What do YOU want to do?...
Get ready to dig in. Paying off credit cards, mortgages, loans and other debt takes resolve and perseverance. Pay it off the smart way and financial freedom is just a few statements away.
Determine how much you can contribute toward paying off your debt
Add up all your recurring monthly expenses and subtract that from your monthly income. What's left over is how much you have available to divvy up between living expenses (food, clothing, entertainment, etc.), savings and debt. You should consider trimming back on your savings rate in order to increase the amount you're paying on your debt until you're debt free. Find a fixed amount that you'll pay each month and commit to contributing at least that toward your debt.
Find your debt-free date.
Figure out the date you will be debt free if you stick with the same payment each month.
Make a list of all of your debts
It should include the balance, interest rate and current minimum payment. You need to know where you stand before you can improve upon it.
Throughout the course of this year...
Avoid using credit cards.
The only way to get rid of credit card debt for good is to stop using credit cards. There is no way around it; you must put them away until you are debt free. Cash only.
Keep a small cash cushion.
Don't use all your savings to pay off your debt – keep an amount set aside that could cover any unexpected expense that would normally cause you to turn to credit cards. This will keep you from derailing your debt payoff plan when an emergency pops up.
Start with the highest interest rate debt.
Continue paying the minimum amount due on each debt except for the account with the highest interest rate.
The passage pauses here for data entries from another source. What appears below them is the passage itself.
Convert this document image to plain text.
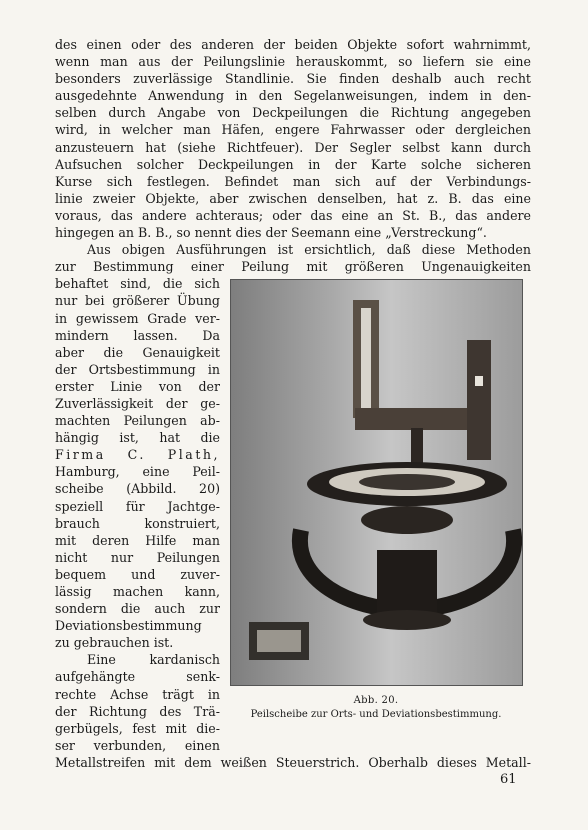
des einen oder des anderen der beiden Objekte sofort wahrnimmt,
wenn man aus der Peilungslinie herauskommt, so liefern sie eine
besonders zuverlässige Standlinie. Sie finden deshalb auch recht
ausgedehnte Anwendung in den Segelanweisungen, indem in den-
selben durch Angabe von Deckpeilungen die Richtung angegeben
wird, in welcher man Häfen, engere Fahrwasser oder dergleichen
anzusteuern hat (siehe Richtfeuer). Der Segler selbst kann durch
Aufsuchen solcher Deckpeilungen in der Karte solche sicheren
Kurse sich festlegen. Befindet man sich auf der Verbindungs-
linie zweier Objekte, aber zwischen denselben, hat z. B. das eine
voraus, das andere achteraus; oder das eine an St. B., das andere
hingegen an B. B., so nennt dies der Seemann eine „Verstreckung“.
Aus obigen Ausführungen ist ersichtlich, daß diese Methoden
zur Bestimmung einer Peilung mit größeren Ungenauigkeiten
behaftet sind, die sich
nur bei größerer Übung
in gewissem Grade ver-
mindern lassen. Da
aber die Genauigkeit
der Ortsbestimmung in
erster Linie von der
Zuverlässigkeit der ge-
machten Peilungen ab-
hängig ist, hat die
Firma C. Plath,
Hamburg, eine Peil-
scheibe (Abbild. 20)
speziell für Jachtge-
brauch konstruiert,
mit deren Hilfe man
nicht nur Peilungen
bequem und zuver-
lässig machen kann,
sondern die auch zur
Deviationsbestimmung
zu gebrauchen ist.
Eine kardanisch
aufgehängte senk-
rechte Achse trägt in
der Richtung des Trä-
gerbügels, fest mit die-
ser verbunden, einen
Metallstreifen mit dem weißen Steuerstrich. Oberhalb dieses Metall-
Abb. 20.
Peilscheibe zur Orts- und Deviationsbestimmung.
61
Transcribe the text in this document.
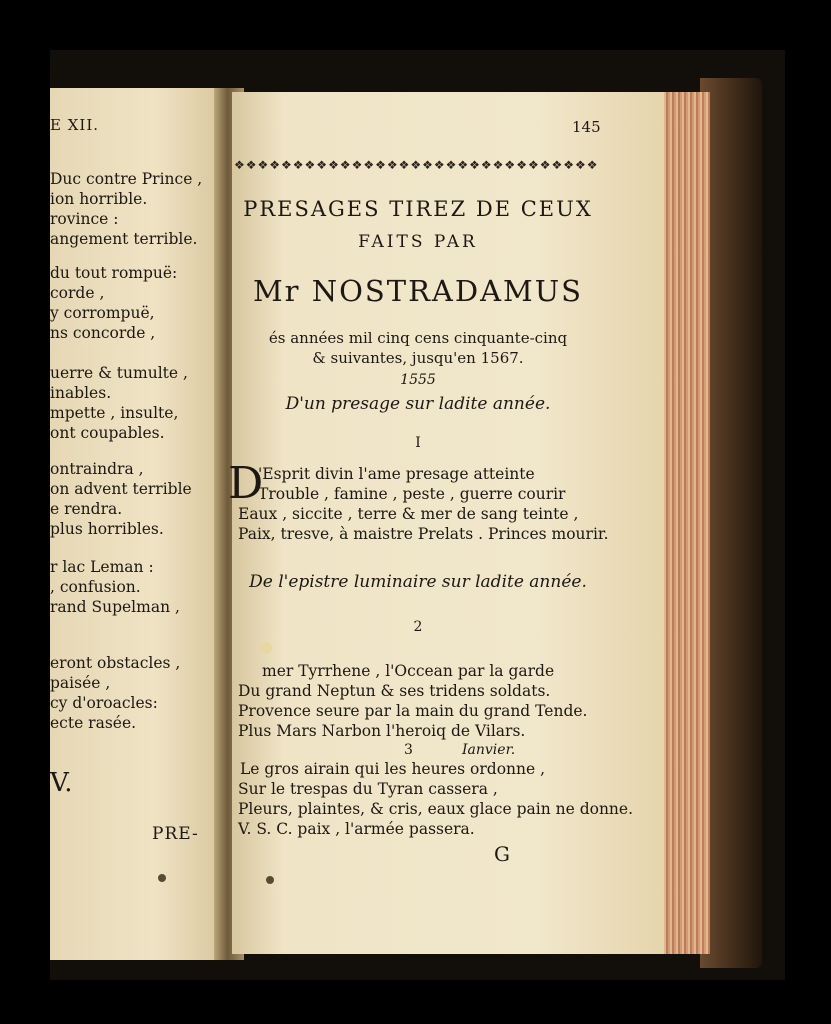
E XII.
Duc contre Prince ,
ion horrible.
rovince :
angement terrible.
du tout rompuë:
corde ,
y corrompuë,
ns concorde ,
uerre & tumulte ,
inables.
mpette , insulte,
ont coupables.
ontraindra ,
on advent terrible
e rendra.
plus horribles.
r lac Leman :
, confusion.
rand Supelman ,
eront obstacles ,
paisée ,
cy d'oroacles:
ecte rasée.
V.
PRE-
145
❖❖❖❖❖❖❖❖❖❖❖❖❖❖❖❖❖❖❖❖❖❖❖❖❖❖❖❖❖❖❖
PRESAGES TIREZ DE CEUX
FAITS PAR
Mr NOSTRADAMUS
és années mil cinq cens cinquante-cinq
& suivantes, jusqu'en 1567.
1555
D'un presage sur ladite année.
I
D
'Esprit divin l'ame presage atteinte
Trouble , famine , peste , guerre courir
Eaux , siccite , terre & mer de sang teinte ,
Paix, tresve, à maistre Prelats . Princes mourir.
De l'epistre luminaire sur ladite année.
2
mer Tyrrhene , l'Occean par la garde
Du grand Neptun & ses tridens soldats.
Provence seure par la main du grand Tende.
Plus Mars Narbon l'heroiq de Vilars.
3	Ianvier.
Le gros airain qui les heures ordonne ,
Sur le trespas du Tyran cassera ,
Pleurs, plaintes, & cris, eaux glace pain ne donne.
V. S. C. paix , l'armée passera.
G
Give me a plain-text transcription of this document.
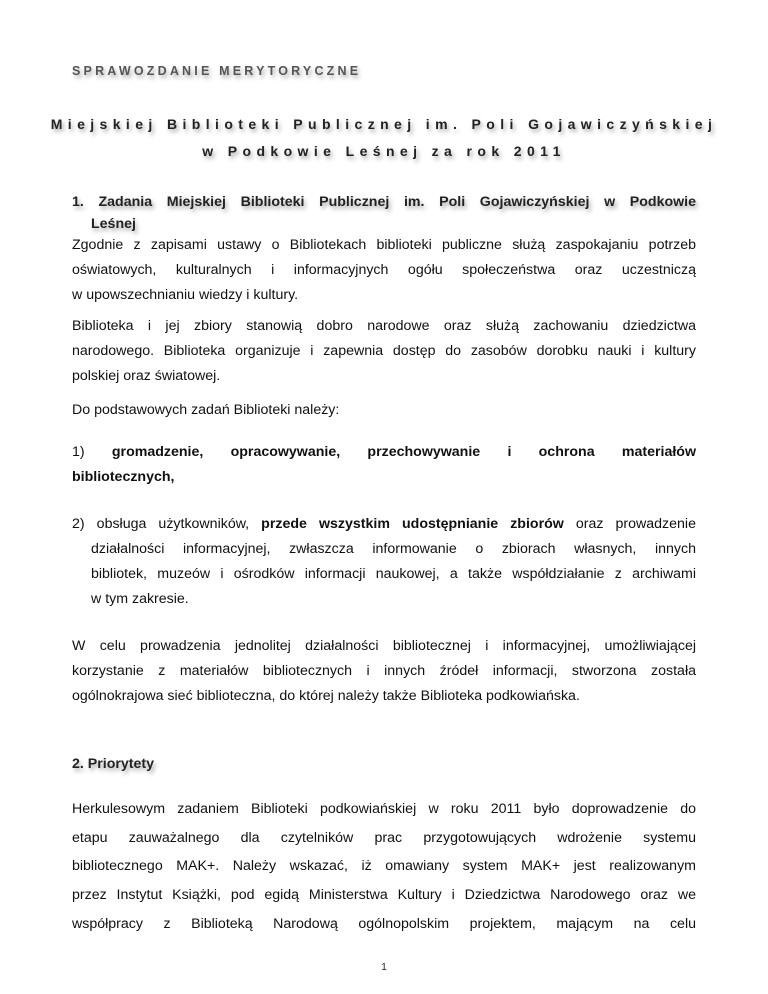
SPRAWOZDANIE MERYTORYCZNE
Miejskiej Biblioteki Publicznej im. Poli Gojawiczyńskiej
w Podkowie Leśnej za rok 2011
1. Zadania Miejskiej Biblioteki Publicznej im. Poli Gojawiczyńskiej w Podkowie
Leśnej
Zgodnie z zapisami ustawy o Bibliotekach biblioteki publiczne służą zaspokajaniu potrzeb
oświatowych, kulturalnych i informacyjnych ogółu społeczeństwa oraz uczestniczą
w upowszechnianiu wiedzy i kultury.
Biblioteka i jej zbiory stanowią dobro narodowe oraz służą zachowaniu dziedzictwa
narodowego. Biblioteka organizuje i zapewnia dostęp do zasobów dorobku nauki i kultury
polskiej oraz światowej.
Do podstawowych zadań Biblioteki należy:
1) gromadzenie, opracowywanie, przechowywanie i ochrona materiałów
bibliotecznych,
2) obsługa użytkowników, przede wszystkim udostępnianie zbiorów oraz prowadzenie
działalności informacyjnej, zwłaszcza informowanie o zbiorach własnych, innych
bibliotek, muzeów i ośrodków informacji naukowej, a także współdziałanie z archiwami
w tym zakresie.
W celu prowadzenia jednolitej działalności bibliotecznej i informacyjnej, umożliwiającej
korzystanie z materiałów bibliotecznych i innych źródeł informacji, stworzona została
ogólnokrajowa sieć biblioteczna, do której należy także Biblioteka podkowiańska.
2. Priorytety
Herkulesowym zadaniem Biblioteki podkowiańskiej w roku 2011 było doprowadzenie do
etapu zauważalnego dla czytelników prac przygotowujących wdrożenie systemu
bibliotecznego MAK+. Należy wskazać, iż omawiany system MAK+ jest realizowanym
przez Instytut Książki, pod egidą Ministerstwa Kultury i Dziedzictwa Narodowego oraz we
współpracy z Biblioteką Narodową ogólnopolskim projektem, mającym na celu
1
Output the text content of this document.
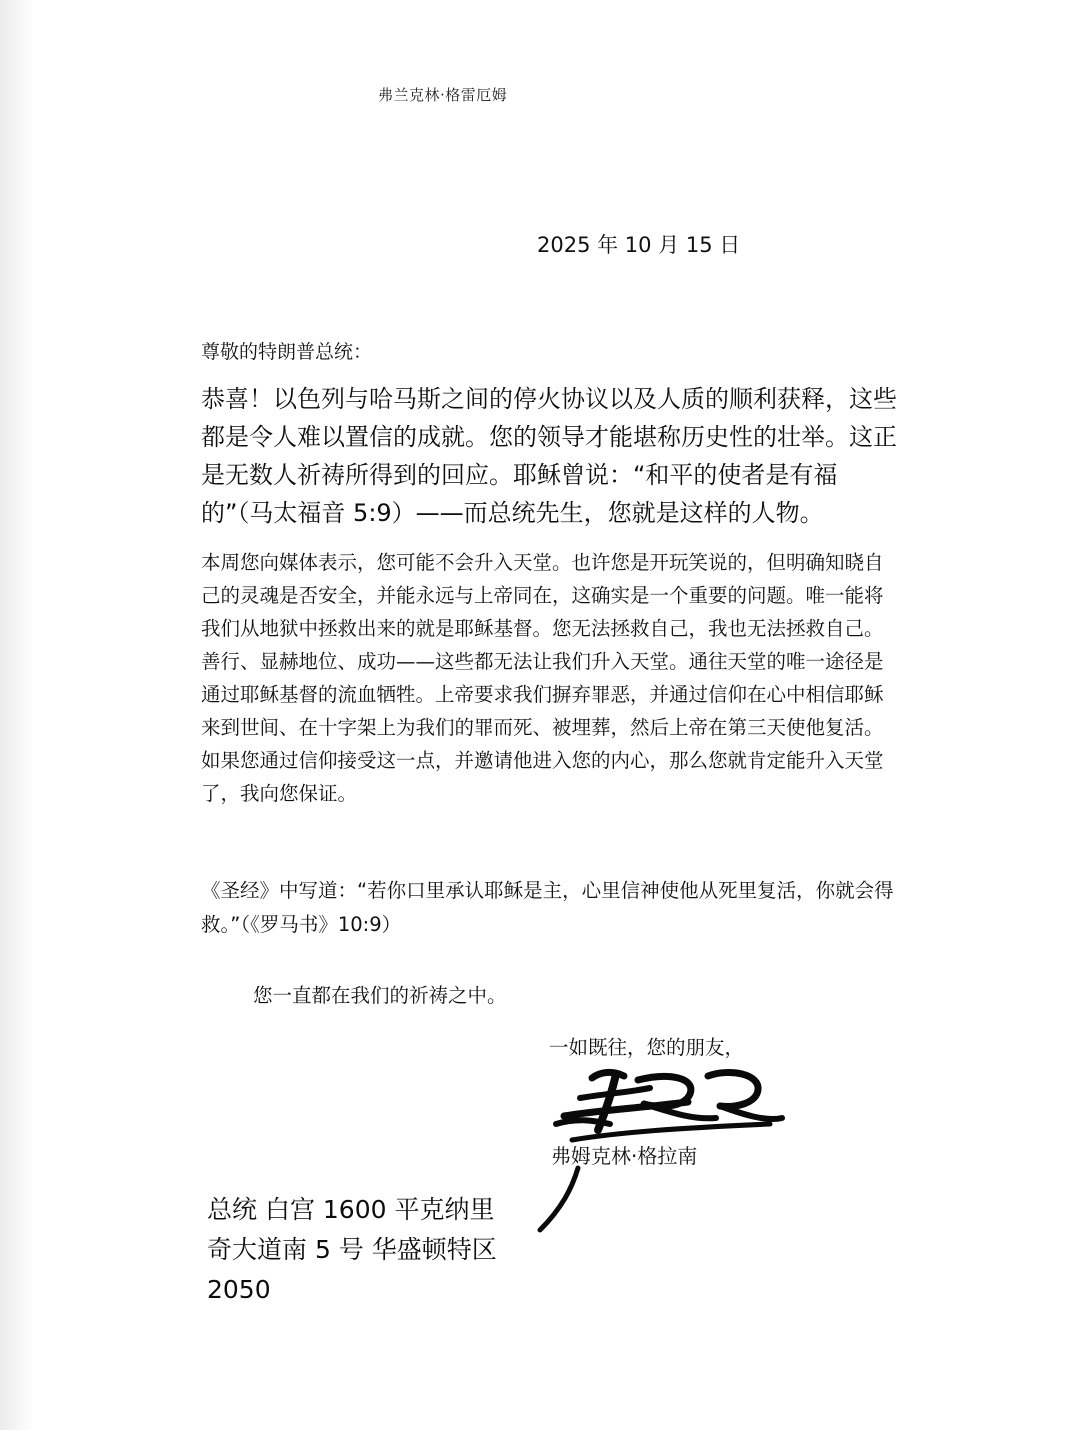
弗兰克林·格雷厄姆
2025 年 10 月 15 日
尊敬的特朗普总统：

恭喜！以色列与哈马斯之间的停火协议以及人质的顺利获释，这些都是令人难以置信的成就。您的领导才能堪称历史性的壮举。这正是无数人祈祷所得到的回应。耶稣曾说：“和平的使者是有福的”（马太福音 5:9）——而总统先生，您就是这样的人物。

本周您向媒体表示，您可能不会升入天堂。也许您是开玩笑说的，但明确知晓自己的灵魂是否安全，并能永远与上帝同在，这确实是一个重要的问题。唯一能将我们从地狱中拯救出来的就是耶稣基督。您无法拯救自己，我也无法拯救自己。善行、显赫地位、成功——这些都无法让我们升入天堂。通往天堂的唯一途径是通过耶稣基督的流血牺牲。上帝要求我们摒弃罪恶，并通过信仰在心中相信耶稣来到世间、在十字架上为我们的罪而死、被埋葬，然后上帝在第三天使他复活。如果您通过信仰接受这一点，并邀请他进入您的内心，那么您就肯定能升入天堂了，我向您保证。

《圣经》中写道：“若你口里承认耶稣是主，心里信神使他从死里复活，你就会得救。”（《罗马书》10:9）

您一直都在我们的祈祷之中。
一如既往，您的朋友，
弗姆克林·格拉南
总统 白宫 1600 平克纳里
奇大道南 5 号 华盛顿特区
2050
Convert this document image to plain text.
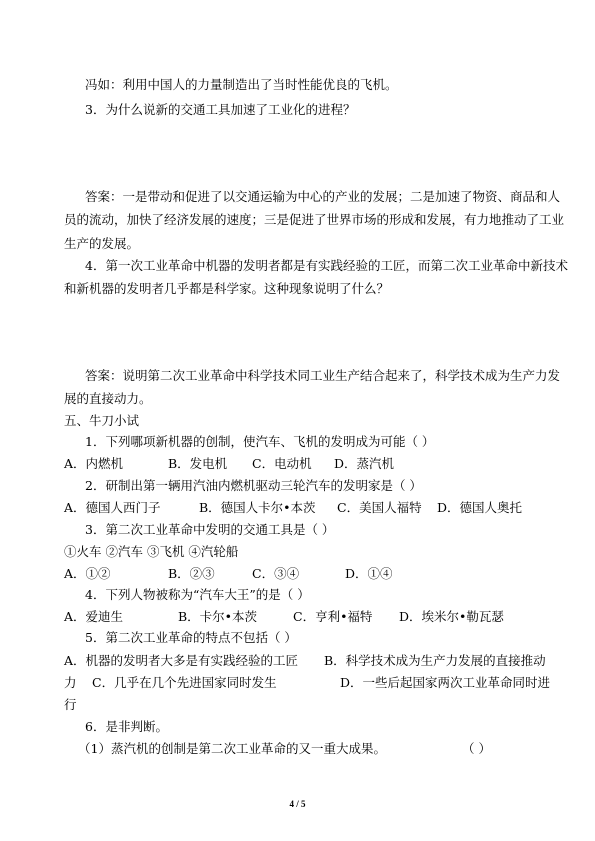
冯如：利用中国人的力量制造出了当时性能优良的飞机。
3．为什么说新的交通工具加速了工业化的进程？
答案：一是带动和促进了以交通运输为中心的产业的发展；二是加速了物资、商品和人
员的流动，加快了经济发展的速度；三是促进了世界市场的形成和发展，有力地推动了工业
生产的发展。
4．第一次工业革命中机器的发明者都是有实践经验的工匠，而第二次工业革命中新技术
和新机器的发明者几乎都是科学家。这种现象说明了什么？
答案：说明第二次工业革命中科学技术同工业生产结合起来了，科学技术成为生产力发
展的直接动力。
五、牛刀小试
1．下列哪项新机器的创制，使汽车、飞机的发明成为可能（ ）
A．内燃机	B．发电机 C．电动机 D．蒸汽机
2．研制出第一辆用汽油内燃机驱动三轮汽车的发明家是（ ）
A．德国人西门子	B．德国人卡尔•本茨 C．美国人福特 D．德国人奥托
3．第二次工业革命中发明的交通工具是（ ）
①火车 ②汽车 ③飞机 ④汽轮船
A．①②	B．②③	C．③④	D．①④
4．下列人物被称为“汽车大王”的是（ ）
A．爱迪生	B．卡尔•本茨	C．亨利•福特 D．埃米尔•勒瓦瑟
5．第二次工业革命的特点不包括（ ）
A．机器的发明者大多是有实践经验的工匠 B．科学技术成为生产力发展的直接推动
力 C．几乎在几个先进国家同时发生	D．一些后起国家两次工业革命同时进
行
6．是非判断。
（1）蒸汽机的创制是第二次工业革命的又一重大成果。	（ ）
4 / 5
For that debt, you'll pay the balance between the minimum payments and the fixed amount you committed to paying each month, regardless of what the minimum payment is for that account. This is how you start the debt snowball.
Try to lower your interest rates.
Start out by calling the bank that issued your credit card and ask them to lower your rate. If that doesn't work, consider transferring your high interest balances to lower interest cards, if possible.
Throughout the years...
Don't absorb raises into your spending
When you are awarded a raise at work, raise your savings level to at least half of the amount your paycheck increases.
Stick with the snowball
Once your highest interest rate debt is paid off, add whatever you were paying on that account to the minimum payment on the next debt with the highest interest rate. When that account is paid off, roll that amount into your payment of the next debt. And so on until you are debt free.
Supercharge your savings when you reach debt free
Once you've made that last payment on your debt, don't just increase your spending. Take the amount you were paying on debt and start saving it. You won't miss it and soon you'll have a great nest egg in place to help save you from having to turn to debt again!
Use windfalls to increase your payoff
Instead of spending your tax refund or other unexpected cash on a vacation or other wants, consider sending at least half of it to the credit card company to accelerate your debt payoff. The more you send the closer you’ll be to your goal!